You see, Mario Odyssey has no wasted space, the worlds are packed full of things to do, and the multitude of moons to collect means that you can barely walk a few paces without stumbling upon another lunar collectible hidden in plain sight. I mean, they’re so plentiful that you’ll be shocked how easily you can miss them the first time you go past. Everything is deliberate, there are no accidents, everything has a purpose and as a result you second guess absolutely everything.
All of a sudden you’re making plans in your head for how you can get somewhere: “What’s the highest point I can get to?”, “Is there something I can cap-ture to allow me to get over there?”, “Can I combine some moves to get just that little bit higher to reach that platform?”. The possibilities are only limited by your inventiveness and your dexterirty. This is a world ripe for experimentation with a stringent moveset, it’s lovingly crafted and there’s not a pixel out of place.
Nintendo’s love for their past Mario titles shines through, with many self-referential moments, even to those of the expanded character roster who get forgotten. Take a trip into the hat stores for a selection of outfits many of which reference Mario’s past games, mainline and spin-off, and it’s a catalogue that expands further once the game reaches its conclusion. In fact, completing the game grants access to probably the best costume of them all, an outfit that turns Mario into the character model from Super Mario 64!
In fact ‘completing’ the game is probably the best thing about Super Mario Odyssey, the journey there isn’t the hardest, moons are plentiful and bosses don’t provide too many issues.

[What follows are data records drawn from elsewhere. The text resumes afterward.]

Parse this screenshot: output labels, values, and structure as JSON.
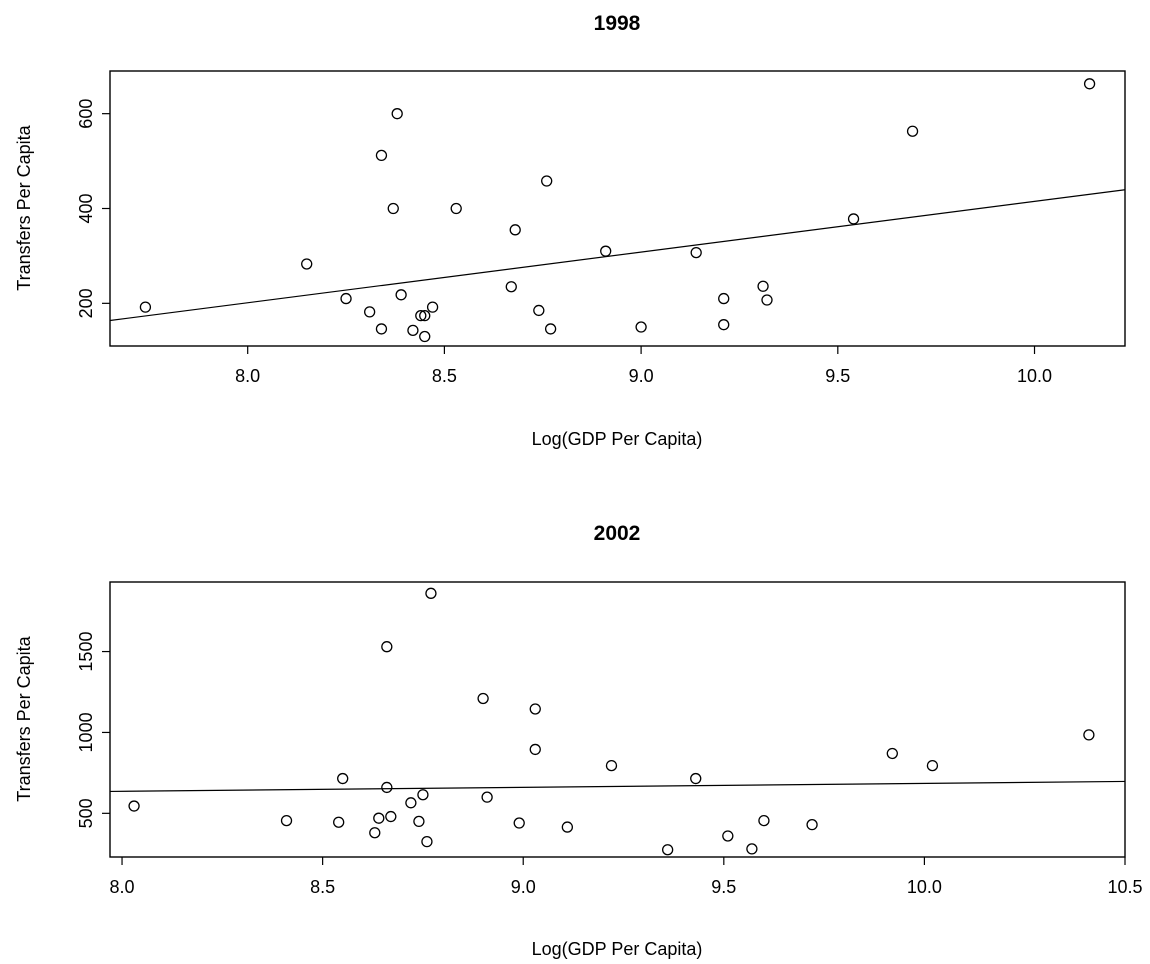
{
  "chart_data": [
    {
      "type": "scatter",
      "title": "1998",
      "xlabel": "Log(GDP Per Capita)",
      "ylabel": "Transfers Per Capita",
      "xlim": [
        7.65,
        10.23
      ],
      "ylim": [
        110,
        690
      ],
      "xticks": [
        8.0,
        8.5,
        9.0,
        9.5,
        10.0
      ],
      "xtick_labels": [
        "8.0",
        "8.5",
        "9.0",
        "9.5",
        "10.0"
      ],
      "yticks": [
        200,
        400,
        600
      ],
      "ytick_labels": [
        "200",
        "400",
        "600"
      ],
      "grid": false,
      "points": [
        [
          7.74,
          192
        ],
        [
          8.15,
          283
        ],
        [
          8.25,
          210
        ],
        [
          8.31,
          182
        ],
        [
          8.34,
          512
        ],
        [
          8.34,
          146
        ],
        [
          8.37,
          400
        ],
        [
          8.38,
          600
        ],
        [
          8.39,
          218
        ],
        [
          8.42,
          143
        ],
        [
          8.44,
          174
        ],
        [
          8.45,
          174
        ],
        [
          8.45,
          130
        ],
        [
          8.47,
          192
        ],
        [
          8.53,
          400
        ],
        [
          8.67,
          235
        ],
        [
          8.68,
          355
        ],
        [
          8.74,
          185
        ],
        [
          8.76,
          458
        ],
        [
          8.77,
          146
        ],
        [
          8.91,
          310
        ],
        [
          9.0,
          150
        ],
        [
          9.14,
          307
        ],
        [
          9.21,
          210
        ],
        [
          9.21,
          155
        ],
        [
          9.31,
          236
        ],
        [
          9.32,
          207
        ],
        [
          9.54,
          378
        ],
        [
          9.69,
          563
        ],
        [
          10.14,
          663
        ]
      ],
      "fit_line": {
        "intercept": -654,
        "slope": 106.9
      }
    },
    {
      "type": "scatter",
      "title": "2002",
      "xlabel": "Log(GDP Per Capita)",
      "ylabel": "Transfers Per Capita",
      "xlim": [
        7.97,
        10.5
      ],
      "ylim": [
        230,
        1930
      ],
      "xticks": [
        8.0,
        8.5,
        9.0,
        9.5,
        10.0,
        10.5
      ],
      "xtick_labels": [
        "8.0",
        "8.5",
        "9.0",
        "9.5",
        "10.0",
        "10.5"
      ],
      "yticks": [
        500,
        1000,
        1500
      ],
      "ytick_labels": [
        "500",
        "1000",
        "1500"
      ],
      "grid": false,
      "points": [
        [
          8.03,
          545
        ],
        [
          8.41,
          455
        ],
        [
          8.54,
          445
        ],
        [
          8.55,
          715
        ],
        [
          8.63,
          380
        ],
        [
          8.64,
          470
        ],
        [
          8.66,
          660
        ],
        [
          8.66,
          1530
        ],
        [
          8.67,
          480
        ],
        [
          8.72,
          565
        ],
        [
          8.74,
          450
        ],
        [
          8.75,
          615
        ],
        [
          8.76,
          325
        ],
        [
          8.77,
          1860
        ],
        [
          8.9,
          1210
        ],
        [
          8.91,
          600
        ],
        [
          8.99,
          440
        ],
        [
          9.03,
          895
        ],
        [
          9.03,
          1145
        ],
        [
          9.11,
          415
        ],
        [
          9.22,
          795
        ],
        [
          9.36,
          275
        ],
        [
          9.43,
          715
        ],
        [
          9.51,
          360
        ],
        [
          9.57,
          280
        ],
        [
          9.6,
          455
        ],
        [
          9.72,
          430
        ],
        [
          9.92,
          870
        ],
        [
          10.02,
          795
        ],
        [
          10.41,
          985
        ]
      ],
      "fit_line": {
        "intercept": 440,
        "slope": 24.5
      }
    }
  ]
}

The New Donk City Festival is a brilliant midway highlight with its flashing lights, garish 80s Super Mario bros. aesthetic as you jump over barrels and run up walls to a final confrontation with Donkey Kong, when all of a sudden the city’s name and that of Mayor Pauline all of a sudden makes sense, but right at the end, after beating Bowser (with his wonderfully floppy smart hairstyle) for the second time is the moment that got me.
As Mario stands there with Peach wondering how they’re going to get out of the centre of the moon as everything collapses around them a player suddenly has a realisiation, Bowser isn’t wearing his hat! One throw later and we’re on a trip down Bowser memory lane, as all of the evil one’s forms flash in front of Mario as he deep dives into Bowser’s head, before opening his eyes and giving us the power trip a Mario game has never given us before, the opportunity to directly control Bowser. As Peach sits on your shoulder you smash your way through boulders and walls as everything falls apart, before going 2D and breathing fire to break brick walls before you. It’s an excellent sequence that’s topped off by a reveal of the outside world and something that a Mario game has never had before: J-pop.
Even just thinking about that moment, as ‘earth’ lingers through the rift in the moon, as the place crumbles and you’re running around to a (very descriptive) J-pop song, it builds up a swell of emotions before you finally accomplish your goal and fly out to safety. It’s a collection of things that shouldn’t be so emotive, but it just is, and then when the credits roll and you relive the game in your mind as you watch the imagery, it’s hard to not well up until finally Mario’s voice breaks through ‘Thank you so much for playing my game.’ at that point, I lost it.
Never has a game made me feel so happy for just having played it, not once has a game evoked a response of sheer unbridled joy to the point that my eyes sting because if I blink then tears will roll down my cheeks. This was a game designed to bring joy to the masses. I am not ashamed to admit that it brought a tear to my eye. Super Mario Odyssey is wonderful, an absolute triumph, just like the console it calls home.